Она тоже была напугана и даже подумать боялась, что ребенок начал «подражать» кому-то еще.

Что касается деда, то он не проронил ни слова и терзался молча. Сославшись на недомогание, он тайком проник в комнату к больному… Тот встретил его торжествующей улыбкой и не без гордости признался, что стал готовиться. Темные круги под глазами, пылающие щеки, огромная повязка, которую он поднимал, как знамя, делали его признание похожим на бред сумасшедшего.

— К чему готовиться? — спросил Мордехай, дрожа.

Хотя уже наступило утро, вафельные занавески не пропускали света, и солнце продевало сквозь них лишь отдельные ниточки. Одна из них легла вдоль горбинки у деда на носу, другие рассыпались золотыми искрами и прыгали в его бороде.

Чтобы подбодрить деда, Эрни улыбнулся.

— Готовиться к тому, как умирать, — весело заявил он и совсем расплылся в улыбке, стараясь показать, что все в порядке.

— Еврей, что ты такое говоришь? — гневно закричал старик, и Эрни тут же понял свою чудовищную ошибку.

В мгновение ока он свернулся клубочком и, как перепуганный зверек, юркнул под одеяло, словно хотел исчезнуть совсем. Но, зарывшись в мягкую тьму одеяла, он вдруг почувствовал нежное прикосновение к плечу. Рука деда поднялась выше и легла ему на голову.

— Бог с тобой. Бог с тобой! Ушам своим не верю! Объясни все-таки, зачем ты это сделал? Разве я тебе говорил о смерти?

Эрни помолчал, а потом удивленно ответил из-под одеяла:

— Нет.

— Клянусь Десятью Заповедями! — загремел дед, еще нежнее лаская огромными пальцами голову внука. — Клянусь казнями египетскими! Что все это значит? Что еще за подготовка? Люди! — закончил он со вздохом. — Вы слышали что-нибудь подобное?!

— Дедушка, дорогой, я думал… — Голос под одеялом сорвался. — Я думал, если я умру, вы сможете жить.

— Если ты умрешь, мы сможем жить?

— Ну да, — выдохнул Эрни.

Мордехай глубоко задумался. Его звериная лапа по-прежнему лежала у Эрни на голове, из увлажнившихся глаз лился тихий мечтательный свет.

— Ты, значит, вчера меня не понял, когда я тебе объяснял, что смерть Праведника ничего не меняет в этом мире?

— Нет, этого я не понял.

— Я же тебе сказал, что никто на свете, даже Праведник, не должен искать страданий, страдания приходят сами, их не нужно искать…

— И этого я не понял, — забеспокоился Эрни.

— А что Праведник — это сердце человечества, тоже не понял?

— Нет, нет, нет, — твердил ребенок.

— Что же ты понял?

— Что если я умру…

— И это все?

— Да, — всхлипнул Эрни.

— Тогда послушай меня, — сказал Мордехай, поразмыслив. — Только слушай хорошенько.
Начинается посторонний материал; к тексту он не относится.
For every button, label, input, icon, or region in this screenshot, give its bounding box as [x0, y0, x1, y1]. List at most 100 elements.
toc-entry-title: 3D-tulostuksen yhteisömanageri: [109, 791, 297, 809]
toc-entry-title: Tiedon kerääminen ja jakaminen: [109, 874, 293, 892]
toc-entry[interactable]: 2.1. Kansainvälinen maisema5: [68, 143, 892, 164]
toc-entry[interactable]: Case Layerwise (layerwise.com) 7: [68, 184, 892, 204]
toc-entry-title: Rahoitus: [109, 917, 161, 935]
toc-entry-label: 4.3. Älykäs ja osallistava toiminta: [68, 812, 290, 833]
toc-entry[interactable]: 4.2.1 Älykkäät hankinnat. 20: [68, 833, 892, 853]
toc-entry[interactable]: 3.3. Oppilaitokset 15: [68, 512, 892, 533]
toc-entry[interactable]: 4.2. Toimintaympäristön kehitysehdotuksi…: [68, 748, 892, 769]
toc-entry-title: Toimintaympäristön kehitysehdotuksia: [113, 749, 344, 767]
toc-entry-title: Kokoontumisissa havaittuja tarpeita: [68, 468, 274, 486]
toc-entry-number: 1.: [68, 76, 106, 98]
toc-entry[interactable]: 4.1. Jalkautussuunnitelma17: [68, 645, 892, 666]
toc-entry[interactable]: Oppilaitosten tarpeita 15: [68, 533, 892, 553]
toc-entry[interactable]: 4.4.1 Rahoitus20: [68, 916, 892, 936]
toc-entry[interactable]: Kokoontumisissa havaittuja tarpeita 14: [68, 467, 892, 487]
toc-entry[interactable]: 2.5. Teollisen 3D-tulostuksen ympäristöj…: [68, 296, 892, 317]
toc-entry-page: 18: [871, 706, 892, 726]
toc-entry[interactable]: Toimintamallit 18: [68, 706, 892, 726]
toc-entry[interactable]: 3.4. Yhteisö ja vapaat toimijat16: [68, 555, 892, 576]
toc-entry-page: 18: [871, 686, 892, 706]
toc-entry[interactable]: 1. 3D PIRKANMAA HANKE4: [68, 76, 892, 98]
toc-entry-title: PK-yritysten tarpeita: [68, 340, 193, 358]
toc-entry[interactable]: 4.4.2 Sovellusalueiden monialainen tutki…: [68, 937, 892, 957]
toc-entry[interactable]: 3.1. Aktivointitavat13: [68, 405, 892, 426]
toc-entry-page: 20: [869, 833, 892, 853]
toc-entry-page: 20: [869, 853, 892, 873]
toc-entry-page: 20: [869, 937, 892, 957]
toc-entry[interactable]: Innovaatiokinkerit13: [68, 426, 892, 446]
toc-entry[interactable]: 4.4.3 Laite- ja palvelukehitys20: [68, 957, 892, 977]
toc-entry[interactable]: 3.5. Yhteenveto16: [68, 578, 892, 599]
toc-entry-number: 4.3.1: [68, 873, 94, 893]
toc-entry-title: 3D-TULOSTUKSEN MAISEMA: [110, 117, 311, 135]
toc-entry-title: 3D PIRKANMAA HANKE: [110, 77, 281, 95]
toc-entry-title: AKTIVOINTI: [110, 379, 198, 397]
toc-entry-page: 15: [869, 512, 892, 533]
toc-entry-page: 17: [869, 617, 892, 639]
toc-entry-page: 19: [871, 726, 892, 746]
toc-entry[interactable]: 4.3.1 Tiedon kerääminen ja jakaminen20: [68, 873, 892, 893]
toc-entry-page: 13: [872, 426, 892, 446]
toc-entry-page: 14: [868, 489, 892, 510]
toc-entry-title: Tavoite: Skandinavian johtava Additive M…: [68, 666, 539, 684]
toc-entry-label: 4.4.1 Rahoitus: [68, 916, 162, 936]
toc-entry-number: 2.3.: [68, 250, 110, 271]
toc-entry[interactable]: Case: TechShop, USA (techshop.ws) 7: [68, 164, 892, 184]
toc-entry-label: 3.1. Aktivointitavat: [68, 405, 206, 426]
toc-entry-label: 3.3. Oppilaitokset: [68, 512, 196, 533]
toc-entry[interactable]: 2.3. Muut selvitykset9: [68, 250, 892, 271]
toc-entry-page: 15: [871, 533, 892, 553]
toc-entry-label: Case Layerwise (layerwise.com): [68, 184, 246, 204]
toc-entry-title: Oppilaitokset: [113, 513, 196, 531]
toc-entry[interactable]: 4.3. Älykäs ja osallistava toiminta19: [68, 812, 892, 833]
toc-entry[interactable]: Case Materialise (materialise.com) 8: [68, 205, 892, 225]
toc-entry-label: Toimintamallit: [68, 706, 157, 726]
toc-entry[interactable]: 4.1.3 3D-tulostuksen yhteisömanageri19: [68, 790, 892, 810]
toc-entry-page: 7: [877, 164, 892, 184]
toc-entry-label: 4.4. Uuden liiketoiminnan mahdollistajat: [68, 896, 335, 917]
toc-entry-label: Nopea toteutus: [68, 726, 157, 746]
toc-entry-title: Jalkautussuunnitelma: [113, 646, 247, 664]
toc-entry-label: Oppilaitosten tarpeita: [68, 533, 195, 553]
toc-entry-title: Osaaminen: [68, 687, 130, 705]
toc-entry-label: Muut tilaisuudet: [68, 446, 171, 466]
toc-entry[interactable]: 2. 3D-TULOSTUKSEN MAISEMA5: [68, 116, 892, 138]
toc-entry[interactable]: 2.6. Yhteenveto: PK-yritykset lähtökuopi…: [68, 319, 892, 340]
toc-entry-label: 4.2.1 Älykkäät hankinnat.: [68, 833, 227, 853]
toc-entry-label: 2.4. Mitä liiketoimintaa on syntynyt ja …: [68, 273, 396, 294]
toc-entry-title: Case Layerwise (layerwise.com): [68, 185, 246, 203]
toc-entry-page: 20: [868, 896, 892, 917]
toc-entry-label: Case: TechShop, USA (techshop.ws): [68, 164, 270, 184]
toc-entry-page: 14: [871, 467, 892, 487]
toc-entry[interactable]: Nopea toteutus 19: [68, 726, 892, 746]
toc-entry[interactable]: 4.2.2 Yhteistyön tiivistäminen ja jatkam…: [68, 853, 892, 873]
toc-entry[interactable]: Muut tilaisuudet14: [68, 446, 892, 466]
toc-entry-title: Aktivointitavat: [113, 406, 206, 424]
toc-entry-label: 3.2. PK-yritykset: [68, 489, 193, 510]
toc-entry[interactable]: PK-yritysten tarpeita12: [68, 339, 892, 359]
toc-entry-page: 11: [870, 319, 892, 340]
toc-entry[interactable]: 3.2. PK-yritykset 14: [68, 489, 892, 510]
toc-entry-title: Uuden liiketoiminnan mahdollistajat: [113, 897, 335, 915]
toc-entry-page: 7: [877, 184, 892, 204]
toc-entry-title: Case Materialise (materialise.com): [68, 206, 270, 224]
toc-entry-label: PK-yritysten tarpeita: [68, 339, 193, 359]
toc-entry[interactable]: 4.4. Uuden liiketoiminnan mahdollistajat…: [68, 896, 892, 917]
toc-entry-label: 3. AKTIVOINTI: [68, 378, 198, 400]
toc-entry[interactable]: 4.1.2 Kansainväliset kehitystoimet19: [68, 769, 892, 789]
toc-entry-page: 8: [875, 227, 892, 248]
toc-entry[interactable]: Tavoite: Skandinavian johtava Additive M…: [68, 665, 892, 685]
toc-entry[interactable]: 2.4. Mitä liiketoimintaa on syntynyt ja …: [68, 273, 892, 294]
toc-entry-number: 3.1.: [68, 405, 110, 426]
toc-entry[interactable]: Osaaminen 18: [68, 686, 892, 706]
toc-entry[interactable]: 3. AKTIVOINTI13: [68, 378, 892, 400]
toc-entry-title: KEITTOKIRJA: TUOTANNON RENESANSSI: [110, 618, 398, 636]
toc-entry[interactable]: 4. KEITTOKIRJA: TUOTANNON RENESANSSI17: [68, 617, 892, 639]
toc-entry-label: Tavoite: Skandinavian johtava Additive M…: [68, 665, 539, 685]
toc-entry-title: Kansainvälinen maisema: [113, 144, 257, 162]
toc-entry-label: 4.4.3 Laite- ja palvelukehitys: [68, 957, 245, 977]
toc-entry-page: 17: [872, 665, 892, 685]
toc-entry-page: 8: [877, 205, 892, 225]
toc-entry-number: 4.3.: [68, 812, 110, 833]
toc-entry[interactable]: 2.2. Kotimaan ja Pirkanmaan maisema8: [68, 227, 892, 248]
Если человек страдает в одиночку, его боль остается при нем. Это ясно?

— Ясно.

— А если кто-то видит его страдания и говорит: «Ах, как ты страдаешь, мой еврейский брат…», тогда что происходит?

Одеяло зашевелилось, и показался кончик носа.

— Тогда мне тоже ясно: тот, кто на него смотрит, вбирает в себя глазами его боль.

Мордехай вздохнул, улыбнулся и снова вздохнул.

— А если тот, кто на него смотрит, слепой, может он принять на себя страдания, как ты думаешь?

— Конечно, может! Ушами.

— А если он глухой?

— Тогда руками, — серьезно сказал Эрни.

— Ну, а если он далеко и не может ни видеть, ни слышать, ни коснуться другого человека? Как ты думаешь, может ли он все-таки принять его страдания?

— Наверно, он может о них догадаться, — нерешительно высказал предположение Эрни.

— Вот ты и дошел до истины сам, — обрадовался Мордехай. — Именно так и происходит с Праведником, умница ты моя! Праведник догадывается о всех страданиях на земле и принимает их на себя сердцем.

Эрни что-то обдумывал, приложив палец к губам, и наконец грустно заметил:

— А какой толк догадываться, если это ничего не меняет?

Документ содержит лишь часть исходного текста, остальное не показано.